At the soft end, talc is ranked at 1, meaning it can be easily scratched by any other mineral. At the hardest end, diamond is ranked at 10, representing the maximum hardness in natural materials. Other familiar examples include gypsum (2), calcite (3), fluorite (4), apatite (5), feldspar (6), quartz (7), topaz (8), and corundum (9, which includes sapphires and rubies).

The Mohs Scale is not linear but ordinal, meaning the difference in hardness between successive numbers is not equal. For example, diamond (10) is much harder compared to corundum (9) than corundum is compared to topaz (8). Despite this, the scale is practical for fieldwork and industry because it gives a fast and simple way to test hardness using scratch comparisons.

In the context of fasteners and industrial applications, the Mohs Hardness Scale is relevant for understanding wear resistance, abrasion resistance, and material compatibility. For example, coatings, cutting tools, and surface treatments are often selected based on hardness relative to the materials they will interact with. While engineers often use more precise hardness measures such as Rockwell, Vickers, or Brinell hardness tests, the Mohs scale remains a useful reference for comparing material durability in general terms.

The Morgan Impact Bend Angle Nail Test is a specialized mechanical test used to evaluate the toughness, ductility, and bend resistance of nails. It is designed to determine how well a nail can withstand impact and bending forces without cracking, breaking, or failing prematurely.

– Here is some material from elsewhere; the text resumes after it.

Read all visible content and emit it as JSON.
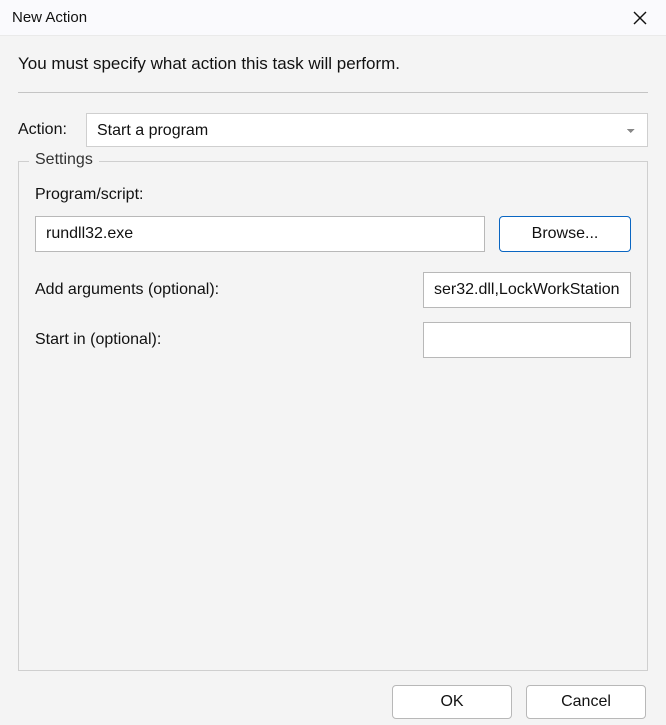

In the test, a nail is driven against or bent over a specified angle using a controlled impact load, often with a pendulum or hammer-like device. The nail is struck until it bends to a predetermined angle, and the degree of bending and the condition of the nail afterward (whether it bends smoothly, fractures, or shows signs of brittleness) are recorded.

The purpose of the Morgan test is to replicate the kinds of stresses a nail might face during real-world use — for example, when being hammered into tough materials or subjected to repeated impact in structural applications. A nail that passes the test demonstrates good impact resistance, bending capacity, and toughness, qualities important in construction, woodworking, and heavy-duty fastening.

This test is often cited in quality control and standardization for nail manufacturing, as it helps ensure that nails meet performance requirements for durability and safety.